Weiteres Pilotvorhaben der Bergbausanierung in der Umsetzung – LMBV testet BRAIN-Schiff im Lichtenauer See

Senftenberg. Ein weiteres Pilotvorhaben der LMBV zur Güteverbesserung in den Lausitzer Bergbaufolgeseen kommt in seine erste Praxis-Testphase. Ein sogenanntes „Kleines Sanierungsschiff“ wird gegenwärtig am Restloch F, dem künftigen Lichtenauer See, seit dem 5. April 2012 mechanisch getestet und belastet, bestätigte der Hans-Jürgen Kaiser, LMBV-Planungschef für die Lausitz. Nach den notwendigen – und bisher erfolgreichen - Testfahrten im Landkreis Oberspreewald-Lausitz soll dann das „Barbara-Schiff“, so der offizielle Name des Katamarans des beauftragten Firmenkonsortiums BRAIN Brandenburg, langfristig zur ph-Wert-Aufbesserung des Seekörpers eingesetzt werden und auch an anderen Stellen zum Einsatz kommen. In der ARGE BRAIN Brandenburg agieren einheimische Lausitzer Firmen mit vielfältigen Erfahrungen im Wasserbau.
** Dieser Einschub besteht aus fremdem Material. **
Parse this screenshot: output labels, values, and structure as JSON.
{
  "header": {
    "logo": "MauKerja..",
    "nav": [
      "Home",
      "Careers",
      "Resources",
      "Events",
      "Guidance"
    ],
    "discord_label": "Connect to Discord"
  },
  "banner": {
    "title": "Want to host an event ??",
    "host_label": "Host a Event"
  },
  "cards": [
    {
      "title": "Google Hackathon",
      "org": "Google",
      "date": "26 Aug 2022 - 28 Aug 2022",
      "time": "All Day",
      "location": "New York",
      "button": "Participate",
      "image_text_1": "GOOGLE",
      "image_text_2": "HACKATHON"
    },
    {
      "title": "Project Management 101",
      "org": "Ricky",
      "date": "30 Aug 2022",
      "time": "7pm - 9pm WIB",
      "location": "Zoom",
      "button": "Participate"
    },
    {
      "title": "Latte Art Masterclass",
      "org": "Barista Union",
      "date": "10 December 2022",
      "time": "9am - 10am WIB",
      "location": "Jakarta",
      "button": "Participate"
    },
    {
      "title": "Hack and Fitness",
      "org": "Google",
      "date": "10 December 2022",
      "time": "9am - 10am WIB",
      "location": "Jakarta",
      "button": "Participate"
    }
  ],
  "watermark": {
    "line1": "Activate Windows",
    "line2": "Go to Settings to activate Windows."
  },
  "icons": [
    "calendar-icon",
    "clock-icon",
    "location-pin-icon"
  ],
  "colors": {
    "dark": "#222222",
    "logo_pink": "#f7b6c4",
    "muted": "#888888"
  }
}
Am 30. März 2012 wurde der blau gestrichene Katamaran - fast 19 Meter lang und fünf Meter breit - in das Bergbaugewässer erstmals eingesetzt. „Mit dem BRAIN-Schiff eröffnen sich für die LMBV, die Projektträgerin der Braunkohlesanierung, weitere Optionen zur Güteverbesserung von leicht sauren Bergbaufolgeseen im Lausitzer Revier“, so Klaus Zschiedrich, der als Prokurist und Leiter des Ingenieurbereiches lange auf diesen Tag hin gearbeitet hat. Gegenwärtig laufen noch die patentrechtlichen Sicherungen des innovativen Inlake-Verfahrens durch die Unternehmen. Die Testphasen werden bis Anfang/Mitte Mai gehen, ab Mitte Mai erfolgt dann der Regelbetriebseinsatz des Katamarans.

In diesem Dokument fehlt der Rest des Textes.